London. Laut „The Independent“ könnte 2012 Petersburgs „Eiserne Lady“ Matwijenko statt Putin für das Präsidentenamt kandidieren. Sie verdiene dies wegen ihrer Erfolge an der Newa. Hat sie da tatsächlich so viel erreicht?
Die Kandidatur der „Kreatur Putins“ – durch ihn ist Matwijenko 2003 in Petersburg erst an die Macht gekommen – würde einen „dritten Weg“ eröffnen, wenn Wladimir Putin sich dazu entscheiden würde, doch nicht gegen Dmitri Medwedew anzutreten und auf eine erneute Amtszeit im Kreml zu verzichten.
Über Umwege in den Kreml
Unter dem Titel: „Lernen Sie die russische Thatcher kennen: Eine Chemikerin, die im Kreml landen könnte“, stellt die britische Zeitung die 61-jährige Valentina Matwijenko vor, die seit sieben Jahren die Geschicke Petersburgs lenkt.
Und das äußerst erfolgreich – meinen jedenfalls die englischen Journalisten. Es würde mehr gebaut und mehr repariert, aber die Hauptsache: Die Menschen auf den Straßen sehen selbstsicherer und zufriedener aus.
Wie Thatcher und Merkel
Matwijenko selbst habe sich auch verändert, heißt es weiter – sie sei sicherer und moderner geworden, habe eine neue Frisur und abgenommen, außerdem richtige politische Autorität erworben und könne „spontaner auf die Fragen der Journalisten antworten“.

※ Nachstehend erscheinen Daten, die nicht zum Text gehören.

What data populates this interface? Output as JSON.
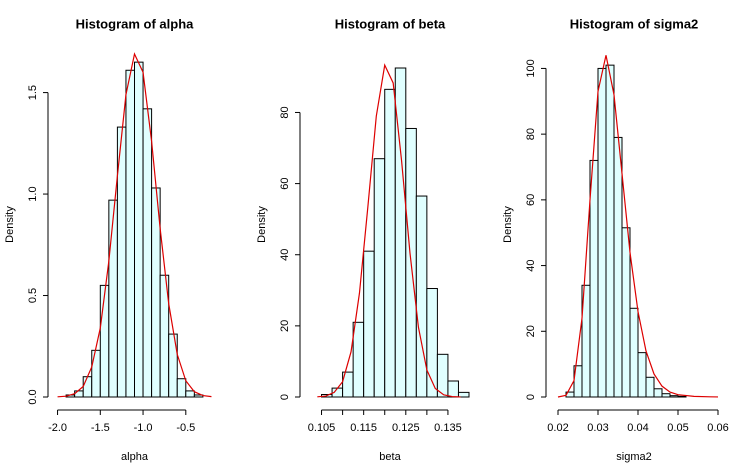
{
  "chart_data": [
    {
      "type": "histogram",
      "title": "Histogram of alpha",
      "xlabel": "alpha",
      "ylabel": "Density",
      "bins": [
        -1.9,
        -1.8,
        -1.7,
        -1.6,
        -1.5,
        -1.4,
        -1.3,
        -1.2,
        -1.1,
        -1.0,
        -0.9,
        -0.8,
        -0.7,
        -0.6,
        -0.5,
        -0.4,
        -0.3
      ],
      "values": [
        0.01,
        0.03,
        0.1,
        0.23,
        0.55,
        0.97,
        1.33,
        1.61,
        1.65,
        1.42,
        1.03,
        0.6,
        0.31,
        0.09,
        0.03,
        0.01
      ],
      "color": "#e0ffff",
      "edgecolor": "#000000",
      "curve": {
        "color": "#dd0000",
        "x": [
          -2.0,
          -1.9,
          -1.8,
          -1.7,
          -1.6,
          -1.5,
          -1.4,
          -1.3,
          -1.2,
          -1.1,
          -1.0,
          -0.9,
          -0.8,
          -0.7,
          -0.6,
          -0.5,
          -0.4,
          -0.3,
          -0.2
        ],
        "y": [
          0.001,
          0.004,
          0.016,
          0.052,
          0.148,
          0.34,
          0.67,
          1.09,
          1.49,
          1.69,
          1.6,
          1.26,
          0.83,
          0.46,
          0.21,
          0.08,
          0.026,
          0.007,
          0.002
        ]
      },
      "xlim": [
        -2.1,
        -0.1
      ],
      "ylim": [
        0,
        1.7
      ],
      "xticks": [
        {
          "value": -2.0,
          "label": "-2.0"
        },
        -1.5,
        {
          "value": -1.0,
          "label": "-1.0"
        },
        -0.5
      ],
      "yticks": [
        {
          "value": 0,
          "label": "0.0"
        },
        0.5,
        {
          "value": 1.0,
          "label": "1.0"
        },
        1.5
      ]
    },
    {
      "type": "histogram",
      "title": "Histogram of beta",
      "xlabel": "beta",
      "ylabel": "Density",
      "bins": [
        0.105,
        0.1075,
        0.11,
        0.1125,
        0.115,
        0.1175,
        0.12,
        0.1225,
        0.125,
        0.1275,
        0.13,
        0.1325,
        0.135,
        0.1375,
        0.14
      ],
      "values": [
        0.7,
        2.5,
        7,
        21,
        41,
        67,
        86.5,
        92.5,
        75.5,
        56.5,
        30.5,
        12,
        4.5,
        1.3
      ],
      "color": "#e0ffff",
      "edgecolor": "#000000",
      "curve": {
        "color": "#dd0000",
        "x": [
          0.104,
          0.106,
          0.108,
          0.11,
          0.112,
          0.114,
          0.116,
          0.118,
          0.12,
          0.122,
          0.124,
          0.126,
          0.128,
          0.13,
          0.132,
          0.134,
          0.136,
          0.138
        ],
        "y": [
          0.05,
          0.27,
          1.3,
          4.3,
          12.7,
          29.2,
          53.5,
          79,
          93.3,
          88.3,
          66.4,
          40.4,
          19.6,
          7.6,
          2.4,
          0.6,
          0.12,
          0.02
        ]
      },
      "xlim": [
        0.1025,
        0.14
      ],
      "ylim": [
        0,
        97
      ],
      "xticks": [
        0.105,
        0.115,
        0.125,
        0.135
      ],
      "xminor": [
        0.11,
        0.12,
        0.13
      ],
      "yticks": [
        0,
        20,
        40,
        60,
        80
      ]
    },
    {
      "type": "histogram",
      "title": "Histogram of sigma2",
      "xlabel": "sigma2",
      "ylabel": "Density",
      "bins": [
        0.022,
        0.024,
        0.026,
        0.028,
        0.03,
        0.032,
        0.034,
        0.036,
        0.038,
        0.04,
        0.042,
        0.044,
        0.046,
        0.048,
        0.05,
        0.052
      ],
      "values": [
        1.5,
        9.5,
        34,
        72,
        100,
        101,
        79,
        51.5,
        27,
        13.5,
        6,
        2.5,
        1,
        0.4,
        0.2
      ],
      "color": "#e0ffff",
      "edgecolor": "#000000",
      "curve": {
        "color": "#dd0000",
        "x": [
          0.02,
          0.022,
          0.024,
          0.026,
          0.028,
          0.03,
          0.032,
          0.034,
          0.036,
          0.038,
          0.04,
          0.042,
          0.044,
          0.046,
          0.048,
          0.05,
          0.054,
          0.058,
          0.06
        ],
        "y": [
          0,
          0.5,
          5,
          24,
          60,
          93,
          104,
          92,
          68,
          44,
          26,
          14,
          7,
          3.3,
          1.5,
          0.7,
          0.2,
          0.05,
          0.02
        ]
      },
      "xlim": [
        0.018,
        0.06
      ],
      "ylim": [
        0,
        105
      ],
      "xticks": [
        0.02,
        0.03,
        0.04,
        0.05,
        0.06
      ],
      "yticks": [
        0,
        20,
        40,
        60,
        80,
        100
      ]
    }
  ]
}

Ihre Karriere von der Jugendparteifunktionärin über die Diplomatin zur Gouverneurin gleiche frappant dem Weg zweier anderer weiblichen Politikergrößen – von Margaret Thatcher und Angela Merkel. Warum also nicht weiter diesen Weg beschreiten?

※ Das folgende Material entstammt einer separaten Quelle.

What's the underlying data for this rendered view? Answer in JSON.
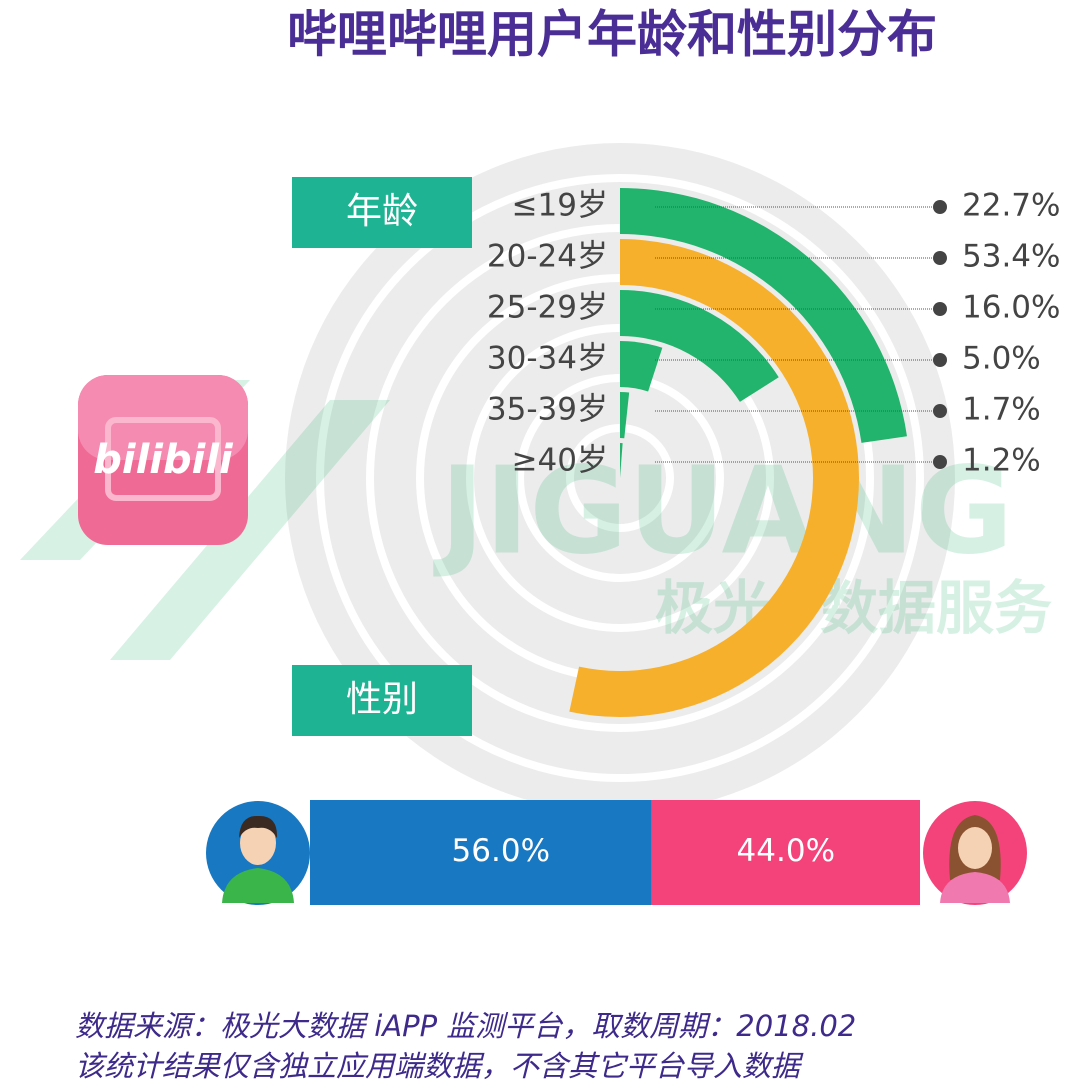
{
  "title": "哔哩哔哩用户年龄和性别分布",
  "logo": "bilibili",
  "watermark": [
    "JIGUANG",
    "极光",
    "数据服务"
  ],
  "chart_data": [
    {
      "type": "radial-bar",
      "label": "年龄",
      "categories": [
        "≤19岁",
        "20-24岁",
        "25-29岁",
        "30-34岁",
        "35-39岁",
        "≥40岁"
      ],
      "values": [
        22.7,
        53.4,
        16.0,
        5.0,
        1.7,
        1.2
      ],
      "value_labels": [
        "22.7%",
        "53.4%",
        "16.0%",
        "5.0%",
        "1.7%",
        "1.2%"
      ],
      "colors": [
        "#22b46c",
        "#f7b02c",
        "#22b46c",
        "#22b46c",
        "#22b46c",
        "#22b46c"
      ]
    },
    {
      "type": "stacked-bar",
      "label": "性别",
      "values": [
        56.0,
        44.0
      ],
      "value_labels": [
        "56.0%",
        "44.0%"
      ],
      "colors": [
        "#1878c2",
        "#f4437a"
      ]
    }
  ],
  "notes": [
    "数据来源：极光大数据 iAPP 监测平台，取数周期：2018.02",
    "该统计结果仅含独立应用端数据，不含其它平台导入数据"
  ]
}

Mehr Kinder, weniger Korruption
Unter ihrer Lenkung sei in Petersburg die Geburtenrate gestiegen und die Korruption zurückgegangen, schreibt das Blatt außerdem. Die Handlungen der Stadtregierung seien durchsichtiger für die Öffentlichkeit geworden.
Weise von Frau Matwijenko sei die Unterstützung für das Wolkenkratzer-Projekt von Gazprom, weil sie es ohne „Dogmatismus tut, um einen Kompromiss mit den Gegnern zu finden“. Hier haben die englischen Journalisten aber nur halb hingeguckt und hingehört, will es scheinen.
Die Weisheit von Gazprom-City
Gerade wegen des skandalösen 400 Meter hohen „Maiskolbens“ hat ihr Image unter den Petersburgern stark gelitten. Die hilflose Reaktion auf die Schnee- und Eismassen im letzten Winter war für den Smolny eine blanke Blamage.
Viele Petersburger sehen keine positive Entwicklung ihrer Lebensqualität – gefühlt sind Nahverkehr, Wohnungswirtschaft und Sozialwesen nicht besser als vor zehn Jahren. Nur mit dem „feinen“ Unterschied – es muss viel mehr dafür bezahlt werden.
Matwijenko als Zwischenlösung
2006 war Matwijenkos Name übrigens schon einmal gehandelt worden als Kandidatur bei der Präsidentenwahl von 2008. Damals hatte es geheißen, sie sollte Putin, der keine dritte Amtszeit in Folge im Kreml bleiben durfte, als Übergangsfigur ersetzen und ihm die Rückkehr 2012 garantieren.
Diese Notwendigkeit besteht nun nicht – nach vier Jahren Medwedew hat Putin alle Rechte auf eine erneute Kandidatur. Matwijenko wäre nicht viel mehr als eine Notlösung, sollte es wider Erwarten am Mann – oder eben an der Frau – fehlen.
Matwijenko will aus Petersburg nicht weg?
Inzwischen hat die Gouverneurin selbst ein Statement zu dem Artikel in der britischen Zeitung abgegeben. Sie dankte der Journalistin, die im Rahmen des „Waldai-Clubs“ am Samstag bei einem zweistündigen Pressegespräch im Smolny war, „für die hohe Einschätzung ihrer Tätigkeit“.
Zum Thema Präsidentschafts- kandidatur teilte Matwijenkos Pressesprecher Alexander Korennikow mit, „die Gouverneurin hat immer betont und betont auch heute, dass sie ihr Leben und ihre Arbeit ausnahmslos an Peterburg knüpft“.